A-t-il été retenu au bureau ?
Peut-être est-il allé acheter des cigarettes ?
Peut-être s’est-il arrêté pour mettre de l’essence ?
Où est-il ?
Le nœud au ventre commence à se former. Ce nœud au ventre qui m’avait
pliée en deux le soir où j’avais appris avec certitude sa trahison. Ce
jour-là, j’avais compris, mais j’avais du garder un visage de marbre
pendant des heures.
Cela faisait quelques temps que j’avais commencé à avoir des
soupçons. J’avais remarqué qu’il avait changé. Depuis combien de
temps avait-il changé? Je ne sais pas. Bédis était encore un petit
enfant, il me prenait beaucoup de mon temps. Je m’occupais de mon bébé,
je m’occupais de notre foyer. Je pensais qu’il comprenait cela. Je ne
faisais pas très attention. Mais, à un certain moment, des détails
avaient attiré mon attention. Il avait changé. Il était devenu
distrait. Il rentrait de plus en plus tard.
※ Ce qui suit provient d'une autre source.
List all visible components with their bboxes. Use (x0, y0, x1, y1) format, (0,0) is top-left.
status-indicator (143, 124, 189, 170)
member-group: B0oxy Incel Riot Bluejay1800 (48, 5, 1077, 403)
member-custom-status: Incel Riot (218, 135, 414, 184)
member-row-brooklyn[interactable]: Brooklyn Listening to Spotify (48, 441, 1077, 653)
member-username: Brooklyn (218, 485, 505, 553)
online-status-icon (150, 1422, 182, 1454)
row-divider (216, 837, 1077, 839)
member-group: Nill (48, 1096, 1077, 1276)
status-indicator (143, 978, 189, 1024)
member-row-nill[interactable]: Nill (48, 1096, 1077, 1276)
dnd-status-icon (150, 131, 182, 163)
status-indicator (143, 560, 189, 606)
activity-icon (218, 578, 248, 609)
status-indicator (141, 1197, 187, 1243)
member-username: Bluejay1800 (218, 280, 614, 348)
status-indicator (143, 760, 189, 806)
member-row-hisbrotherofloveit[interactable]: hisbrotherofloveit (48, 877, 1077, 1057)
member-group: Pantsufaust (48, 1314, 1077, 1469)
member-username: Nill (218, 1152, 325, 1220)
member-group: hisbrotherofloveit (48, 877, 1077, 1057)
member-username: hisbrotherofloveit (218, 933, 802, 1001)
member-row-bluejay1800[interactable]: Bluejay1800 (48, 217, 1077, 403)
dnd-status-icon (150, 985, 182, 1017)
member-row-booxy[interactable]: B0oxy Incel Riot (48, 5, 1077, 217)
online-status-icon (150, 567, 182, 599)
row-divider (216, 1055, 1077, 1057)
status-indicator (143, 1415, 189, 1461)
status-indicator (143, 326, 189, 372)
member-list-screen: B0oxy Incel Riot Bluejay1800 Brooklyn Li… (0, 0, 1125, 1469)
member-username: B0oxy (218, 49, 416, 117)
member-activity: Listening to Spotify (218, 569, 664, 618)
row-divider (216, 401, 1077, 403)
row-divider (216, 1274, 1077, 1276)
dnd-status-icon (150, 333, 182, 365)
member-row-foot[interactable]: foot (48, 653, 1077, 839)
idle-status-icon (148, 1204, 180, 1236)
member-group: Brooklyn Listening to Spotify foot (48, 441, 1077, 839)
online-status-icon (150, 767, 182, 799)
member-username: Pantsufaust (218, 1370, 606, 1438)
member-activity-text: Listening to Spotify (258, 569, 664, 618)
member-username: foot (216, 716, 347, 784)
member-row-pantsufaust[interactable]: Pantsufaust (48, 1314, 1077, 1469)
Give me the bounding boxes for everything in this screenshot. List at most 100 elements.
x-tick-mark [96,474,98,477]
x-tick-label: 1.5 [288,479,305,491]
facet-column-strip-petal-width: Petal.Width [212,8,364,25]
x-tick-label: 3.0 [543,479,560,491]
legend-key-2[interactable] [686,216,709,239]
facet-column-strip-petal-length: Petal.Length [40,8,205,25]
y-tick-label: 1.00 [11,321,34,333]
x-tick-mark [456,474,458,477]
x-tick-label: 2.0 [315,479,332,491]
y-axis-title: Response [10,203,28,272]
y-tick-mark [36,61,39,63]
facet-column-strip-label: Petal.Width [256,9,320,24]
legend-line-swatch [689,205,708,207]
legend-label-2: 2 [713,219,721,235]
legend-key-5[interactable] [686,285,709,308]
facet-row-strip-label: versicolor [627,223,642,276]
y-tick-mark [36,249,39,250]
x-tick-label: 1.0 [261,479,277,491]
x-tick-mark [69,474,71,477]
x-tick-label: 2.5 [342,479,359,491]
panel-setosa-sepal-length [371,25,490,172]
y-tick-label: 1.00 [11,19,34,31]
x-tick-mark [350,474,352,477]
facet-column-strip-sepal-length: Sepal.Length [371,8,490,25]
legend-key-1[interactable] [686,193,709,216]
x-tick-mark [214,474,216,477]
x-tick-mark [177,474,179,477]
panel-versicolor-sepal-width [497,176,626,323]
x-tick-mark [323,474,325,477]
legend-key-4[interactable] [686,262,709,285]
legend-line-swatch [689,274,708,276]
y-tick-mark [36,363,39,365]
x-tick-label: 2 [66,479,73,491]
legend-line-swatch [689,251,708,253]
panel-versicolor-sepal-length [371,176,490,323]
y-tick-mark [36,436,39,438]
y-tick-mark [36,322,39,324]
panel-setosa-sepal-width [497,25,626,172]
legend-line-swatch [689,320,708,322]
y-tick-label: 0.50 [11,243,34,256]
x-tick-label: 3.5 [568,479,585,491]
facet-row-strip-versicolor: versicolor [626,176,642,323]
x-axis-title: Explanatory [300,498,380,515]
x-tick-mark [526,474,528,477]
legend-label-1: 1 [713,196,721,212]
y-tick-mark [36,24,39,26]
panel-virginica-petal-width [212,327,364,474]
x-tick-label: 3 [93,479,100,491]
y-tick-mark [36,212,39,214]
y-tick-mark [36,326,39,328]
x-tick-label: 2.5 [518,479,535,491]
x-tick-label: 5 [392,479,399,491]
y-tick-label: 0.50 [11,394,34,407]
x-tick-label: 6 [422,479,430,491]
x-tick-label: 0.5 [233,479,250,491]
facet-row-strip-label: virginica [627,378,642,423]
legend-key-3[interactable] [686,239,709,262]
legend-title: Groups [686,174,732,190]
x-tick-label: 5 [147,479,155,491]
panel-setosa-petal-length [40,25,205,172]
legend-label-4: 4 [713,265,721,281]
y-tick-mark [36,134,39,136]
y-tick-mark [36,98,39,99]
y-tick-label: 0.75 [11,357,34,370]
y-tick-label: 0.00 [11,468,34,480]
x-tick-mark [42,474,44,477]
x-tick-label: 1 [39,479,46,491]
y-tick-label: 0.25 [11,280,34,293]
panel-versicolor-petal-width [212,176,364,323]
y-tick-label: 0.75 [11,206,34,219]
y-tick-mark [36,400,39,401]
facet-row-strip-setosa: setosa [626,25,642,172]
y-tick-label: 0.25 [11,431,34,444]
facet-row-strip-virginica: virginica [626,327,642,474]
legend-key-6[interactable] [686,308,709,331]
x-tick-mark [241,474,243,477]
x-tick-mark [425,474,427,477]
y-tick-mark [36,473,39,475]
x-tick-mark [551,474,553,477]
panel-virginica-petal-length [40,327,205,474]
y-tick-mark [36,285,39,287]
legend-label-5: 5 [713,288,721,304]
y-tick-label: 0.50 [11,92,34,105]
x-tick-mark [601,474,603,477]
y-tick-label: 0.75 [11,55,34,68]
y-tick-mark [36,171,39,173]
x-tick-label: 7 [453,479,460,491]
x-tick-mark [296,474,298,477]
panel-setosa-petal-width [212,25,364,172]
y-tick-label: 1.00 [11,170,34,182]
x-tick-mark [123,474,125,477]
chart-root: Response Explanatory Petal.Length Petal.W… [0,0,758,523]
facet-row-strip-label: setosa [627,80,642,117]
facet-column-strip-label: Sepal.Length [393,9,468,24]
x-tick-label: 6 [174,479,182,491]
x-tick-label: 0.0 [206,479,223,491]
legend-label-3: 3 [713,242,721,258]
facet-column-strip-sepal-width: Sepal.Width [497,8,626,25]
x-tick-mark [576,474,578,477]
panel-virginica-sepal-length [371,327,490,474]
Il dinait souvent dehors.
Ses RDV d’affaires commençaient à devenir plus fréquents, très fréquents
même. Souvent, lorsqu’il était dans la salle de bain, il téléphonait.
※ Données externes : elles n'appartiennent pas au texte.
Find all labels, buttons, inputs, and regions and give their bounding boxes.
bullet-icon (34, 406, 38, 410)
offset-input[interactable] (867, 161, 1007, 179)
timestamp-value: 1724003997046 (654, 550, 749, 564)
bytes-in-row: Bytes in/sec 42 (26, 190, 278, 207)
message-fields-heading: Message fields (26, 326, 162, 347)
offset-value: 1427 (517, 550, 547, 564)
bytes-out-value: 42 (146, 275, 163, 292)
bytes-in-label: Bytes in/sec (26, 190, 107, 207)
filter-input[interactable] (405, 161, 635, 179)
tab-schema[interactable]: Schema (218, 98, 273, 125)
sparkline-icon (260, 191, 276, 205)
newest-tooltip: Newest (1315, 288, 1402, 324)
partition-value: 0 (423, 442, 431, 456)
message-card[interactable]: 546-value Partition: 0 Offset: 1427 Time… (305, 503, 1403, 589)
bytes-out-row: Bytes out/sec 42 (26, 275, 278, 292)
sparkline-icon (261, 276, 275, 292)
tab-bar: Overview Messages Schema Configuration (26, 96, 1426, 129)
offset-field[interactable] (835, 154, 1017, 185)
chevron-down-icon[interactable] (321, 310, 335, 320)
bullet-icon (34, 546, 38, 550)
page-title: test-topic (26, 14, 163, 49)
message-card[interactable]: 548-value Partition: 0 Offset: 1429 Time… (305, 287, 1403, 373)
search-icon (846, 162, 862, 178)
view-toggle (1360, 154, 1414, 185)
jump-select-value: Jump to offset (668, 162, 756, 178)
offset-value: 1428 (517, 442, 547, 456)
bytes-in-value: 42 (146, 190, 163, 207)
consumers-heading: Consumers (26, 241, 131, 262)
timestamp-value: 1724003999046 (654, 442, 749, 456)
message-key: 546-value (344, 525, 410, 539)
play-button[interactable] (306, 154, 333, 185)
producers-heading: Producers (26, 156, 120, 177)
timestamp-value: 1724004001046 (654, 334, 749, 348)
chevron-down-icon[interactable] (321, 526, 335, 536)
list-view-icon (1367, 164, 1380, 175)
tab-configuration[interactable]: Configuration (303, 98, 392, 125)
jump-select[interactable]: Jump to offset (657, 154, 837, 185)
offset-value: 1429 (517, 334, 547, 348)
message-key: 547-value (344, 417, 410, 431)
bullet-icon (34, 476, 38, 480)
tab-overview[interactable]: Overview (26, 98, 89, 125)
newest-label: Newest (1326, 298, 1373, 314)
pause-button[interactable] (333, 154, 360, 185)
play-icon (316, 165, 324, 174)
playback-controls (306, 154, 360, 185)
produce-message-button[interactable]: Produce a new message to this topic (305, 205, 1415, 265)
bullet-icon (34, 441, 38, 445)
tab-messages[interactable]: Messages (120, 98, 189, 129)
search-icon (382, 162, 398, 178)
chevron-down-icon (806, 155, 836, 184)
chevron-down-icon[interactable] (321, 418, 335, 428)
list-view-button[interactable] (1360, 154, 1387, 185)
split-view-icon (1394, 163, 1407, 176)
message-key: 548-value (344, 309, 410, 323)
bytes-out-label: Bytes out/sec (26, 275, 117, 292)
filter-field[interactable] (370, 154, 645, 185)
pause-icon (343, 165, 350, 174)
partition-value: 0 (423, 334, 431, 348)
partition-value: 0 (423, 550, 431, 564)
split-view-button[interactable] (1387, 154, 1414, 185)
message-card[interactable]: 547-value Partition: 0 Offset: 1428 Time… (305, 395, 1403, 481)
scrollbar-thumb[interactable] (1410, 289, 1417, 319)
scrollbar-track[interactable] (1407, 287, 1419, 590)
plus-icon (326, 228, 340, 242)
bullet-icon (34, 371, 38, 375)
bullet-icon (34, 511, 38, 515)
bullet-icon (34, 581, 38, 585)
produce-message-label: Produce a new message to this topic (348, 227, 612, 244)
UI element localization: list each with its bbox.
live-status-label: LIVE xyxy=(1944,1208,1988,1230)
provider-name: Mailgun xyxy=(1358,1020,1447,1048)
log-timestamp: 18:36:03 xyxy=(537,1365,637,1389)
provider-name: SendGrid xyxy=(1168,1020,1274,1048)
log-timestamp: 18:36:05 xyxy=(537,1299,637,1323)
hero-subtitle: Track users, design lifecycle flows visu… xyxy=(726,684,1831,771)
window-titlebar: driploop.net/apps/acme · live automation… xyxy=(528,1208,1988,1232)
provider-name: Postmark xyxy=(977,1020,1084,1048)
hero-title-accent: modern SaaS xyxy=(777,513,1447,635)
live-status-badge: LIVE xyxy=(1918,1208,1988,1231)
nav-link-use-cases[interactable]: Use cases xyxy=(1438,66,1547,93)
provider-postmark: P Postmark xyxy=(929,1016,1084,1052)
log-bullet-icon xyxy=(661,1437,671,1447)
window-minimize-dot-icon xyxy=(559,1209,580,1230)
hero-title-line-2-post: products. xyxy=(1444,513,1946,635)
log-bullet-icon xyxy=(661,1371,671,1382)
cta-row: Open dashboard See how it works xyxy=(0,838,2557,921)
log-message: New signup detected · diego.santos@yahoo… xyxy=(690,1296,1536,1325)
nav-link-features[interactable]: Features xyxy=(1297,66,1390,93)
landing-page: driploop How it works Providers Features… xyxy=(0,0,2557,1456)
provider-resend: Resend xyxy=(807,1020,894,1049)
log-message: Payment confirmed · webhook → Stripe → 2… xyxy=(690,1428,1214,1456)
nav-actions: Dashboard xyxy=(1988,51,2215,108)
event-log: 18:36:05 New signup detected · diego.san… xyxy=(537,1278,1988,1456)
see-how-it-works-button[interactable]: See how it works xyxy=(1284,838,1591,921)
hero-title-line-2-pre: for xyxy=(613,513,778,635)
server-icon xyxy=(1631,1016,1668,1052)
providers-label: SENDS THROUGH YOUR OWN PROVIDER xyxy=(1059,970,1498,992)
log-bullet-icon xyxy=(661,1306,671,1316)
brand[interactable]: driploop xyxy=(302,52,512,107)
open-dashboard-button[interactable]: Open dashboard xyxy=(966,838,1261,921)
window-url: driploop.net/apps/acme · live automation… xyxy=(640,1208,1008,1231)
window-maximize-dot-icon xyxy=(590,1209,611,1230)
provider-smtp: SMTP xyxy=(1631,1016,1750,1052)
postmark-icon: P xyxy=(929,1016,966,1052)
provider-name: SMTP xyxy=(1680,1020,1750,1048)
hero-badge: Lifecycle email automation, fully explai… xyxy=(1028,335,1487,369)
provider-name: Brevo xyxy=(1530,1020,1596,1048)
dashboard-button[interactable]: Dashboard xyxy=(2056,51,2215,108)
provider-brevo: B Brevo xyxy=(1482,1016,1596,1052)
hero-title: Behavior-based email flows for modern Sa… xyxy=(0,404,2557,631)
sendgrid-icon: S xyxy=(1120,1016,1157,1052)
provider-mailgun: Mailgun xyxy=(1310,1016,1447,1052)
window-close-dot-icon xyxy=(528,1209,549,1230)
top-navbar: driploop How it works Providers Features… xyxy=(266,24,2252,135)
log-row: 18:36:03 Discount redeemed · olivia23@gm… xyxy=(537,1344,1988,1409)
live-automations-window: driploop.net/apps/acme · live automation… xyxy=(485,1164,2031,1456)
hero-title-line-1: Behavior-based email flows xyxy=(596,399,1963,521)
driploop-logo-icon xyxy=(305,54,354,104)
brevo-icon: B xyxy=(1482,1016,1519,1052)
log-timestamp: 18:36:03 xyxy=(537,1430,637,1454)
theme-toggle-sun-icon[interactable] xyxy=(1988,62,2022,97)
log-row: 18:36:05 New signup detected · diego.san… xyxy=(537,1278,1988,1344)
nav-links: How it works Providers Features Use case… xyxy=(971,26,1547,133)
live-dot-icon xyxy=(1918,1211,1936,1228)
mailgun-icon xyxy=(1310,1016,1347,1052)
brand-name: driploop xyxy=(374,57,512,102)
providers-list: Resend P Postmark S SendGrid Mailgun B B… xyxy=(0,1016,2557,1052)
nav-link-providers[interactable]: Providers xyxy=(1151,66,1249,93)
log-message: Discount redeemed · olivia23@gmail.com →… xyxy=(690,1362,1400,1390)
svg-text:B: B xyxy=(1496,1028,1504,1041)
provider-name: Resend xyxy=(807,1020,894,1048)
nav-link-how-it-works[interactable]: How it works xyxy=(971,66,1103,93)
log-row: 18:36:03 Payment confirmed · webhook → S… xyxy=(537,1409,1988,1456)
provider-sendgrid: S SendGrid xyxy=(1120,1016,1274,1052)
Il était d’ailleurs souvent accroché à son téléphone. Alors que
d’habitude il le laissait trainer partout, il ne s’en séparait presque
plus. Il parlait à voix basse. Il s’interrompait lorsque j’arrivais.
Cela devenait louche.
Un matin, je m’étais levée avant lui. En traversant le hall, j’avais
vu son téléphone. Chaque soir, il le gardait à sa portée sur sa table de
chevet, mais ce matin là, le téléphone était sur la console dans le
hall. Il l’avait oublié.
Dès que j’avais vu ce téléphone, je m’étais arrêtée net. Je ne
pensais plus à rien d’autre qu’a ce téléphone. Comme si tout d’un coup,
j’avais tout compris. Dans ce téléphone, je trouverais la réponse à mes
questions. Dans ce téléphone.
En plusieurs années de mariage, je n’avais jamais fouillé ses
affaires personnelles, je n’avais jamais lu ses papiers, je n’avais
jamais touché ses tiroirs, je n’avais jamais ouvert son portefeuille, je
n’avais jamais pensé à fouiller son téléphone. Je respectais son jardin
secret et surtout, je lui faisais confiance.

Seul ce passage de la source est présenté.